24 november 2020
De jury noemt het essay van Kootstra “niet alleen goed geschreven, persoonlijk, grappig, maar ook een serieuze analyse van een maatschappelijk verschijnsel dat een taboe is.”
In Een jas die past vraagt Kootstra hernieuwde aandacht voor het fenomeen klasse, en de voordelen die het je kan opleveren als je meer economisch, cultureel of sociaal kapitaal hebt.
Wat betekent de prijs voor jou?
‘De prijs is echt een aanmoediging om meer te gaan schrijven. Ik werk ook als onderzoeksjournalist voor Investico en schrijf geregeld voor De Groene Amsterdammer. Maar hiermee komt ook de literaire kant dichterbij. Het lijkt me geweldig om een non-fictie boek te schrijven waarin ik al mijn interesses kwijt kan: wetenschap, theorie, journalistiek, eigen onderzoek, essayistiek.’

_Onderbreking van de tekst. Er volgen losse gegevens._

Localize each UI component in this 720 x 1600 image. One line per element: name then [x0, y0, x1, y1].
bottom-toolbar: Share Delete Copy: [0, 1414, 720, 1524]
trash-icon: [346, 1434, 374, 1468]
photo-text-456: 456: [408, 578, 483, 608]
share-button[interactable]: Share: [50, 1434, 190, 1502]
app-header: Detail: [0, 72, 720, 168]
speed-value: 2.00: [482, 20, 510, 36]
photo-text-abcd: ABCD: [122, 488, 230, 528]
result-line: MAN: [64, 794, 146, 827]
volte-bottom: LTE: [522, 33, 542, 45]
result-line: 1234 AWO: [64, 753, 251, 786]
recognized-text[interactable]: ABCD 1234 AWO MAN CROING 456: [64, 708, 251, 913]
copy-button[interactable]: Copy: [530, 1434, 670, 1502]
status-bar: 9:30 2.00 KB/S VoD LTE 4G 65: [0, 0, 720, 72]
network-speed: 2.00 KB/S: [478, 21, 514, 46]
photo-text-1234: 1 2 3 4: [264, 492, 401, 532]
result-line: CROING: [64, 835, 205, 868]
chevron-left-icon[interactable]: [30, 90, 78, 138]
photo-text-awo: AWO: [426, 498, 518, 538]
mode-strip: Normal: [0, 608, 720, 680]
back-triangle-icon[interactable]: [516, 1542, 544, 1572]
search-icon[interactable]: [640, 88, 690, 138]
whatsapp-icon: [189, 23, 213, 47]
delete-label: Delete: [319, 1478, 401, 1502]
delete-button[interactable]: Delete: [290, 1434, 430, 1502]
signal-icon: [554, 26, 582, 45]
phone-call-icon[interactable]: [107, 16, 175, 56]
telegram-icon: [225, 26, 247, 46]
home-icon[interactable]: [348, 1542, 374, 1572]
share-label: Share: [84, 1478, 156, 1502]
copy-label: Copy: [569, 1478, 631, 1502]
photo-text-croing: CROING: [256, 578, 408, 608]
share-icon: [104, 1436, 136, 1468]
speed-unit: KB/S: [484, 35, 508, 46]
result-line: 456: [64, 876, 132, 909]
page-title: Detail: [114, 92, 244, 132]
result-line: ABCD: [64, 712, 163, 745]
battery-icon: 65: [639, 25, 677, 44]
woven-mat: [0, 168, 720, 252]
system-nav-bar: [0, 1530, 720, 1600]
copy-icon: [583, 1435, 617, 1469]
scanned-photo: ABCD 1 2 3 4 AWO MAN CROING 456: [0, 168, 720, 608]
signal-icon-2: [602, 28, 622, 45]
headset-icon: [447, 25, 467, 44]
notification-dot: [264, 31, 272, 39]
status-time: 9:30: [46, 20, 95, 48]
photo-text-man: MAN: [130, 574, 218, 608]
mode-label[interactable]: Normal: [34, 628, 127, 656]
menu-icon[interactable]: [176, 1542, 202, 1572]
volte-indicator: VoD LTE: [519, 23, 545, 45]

Hoe belangrijk is het dat dit essay is geschreven – voor jouzelf en voor de maatschappij?
‘Het zat altijd in mijn achterhoofd dat ik ooit zou schrijven over de verschillen tussen het milieu waarin ik ben opgegroeid en de wereld waarin ik me nu begeef - zonder oordeel, zonder wijzende vinger uiteraard. Ik wilde graag mijn verwondering eens mooi, met de juiste toon, op papier zetten. De reacties op mijn essay waren overweldigend: ik heb veel berichten van onbekenden gekregen die schreven dat het stuk herkenbaar voor hen was. Anekdotes bewijzen natuurlijk niets (daarvoor ben ik teveel een wetenschapper), maar de reacties laten misschien wel zien dat sociale mobiliteit een thema is waarover je maar weinig leest.’
In Nederland bestaan helemaal geen klasseverschillen meer – zeggen we altijd. Maar dat klopt niet helemaal, toch?’
‘Dat idee heb ik ook. Klasse lijkt wat meer verhuld, we hebben het er niet meer zo vaak over. Diversiteit en inclusiviteit gaat - terecht! - vaak over gender en etnische achtergrond. Maar klasse blijft soms een beetje achter, terwijl het wat mij betreft onverminderd relevant is. Sociale klasse zit in alles, en de effecten ervan kunnen groot zijn. Laagopgeleide mensen, zoals mijn ouders, zijn gemiddeld vijftien jaar korter gezond. Ik vind dat ongelooflijk en pijnlijk: vijftien jaar!’
Hoe reageerden je ouders op het essay?
‘Ze vonden het heel mooi. Zoals ik ook in het essay beschrijf, praten we veel met elkaar over onze overeenkomsten en verschillen. Het was dus niet heel nieuw voor ze. Integendeel eigenlijk, veel stukken uit het essay komen juist voort uit gesprekken of dingen die we hebben meegemaakt samen.’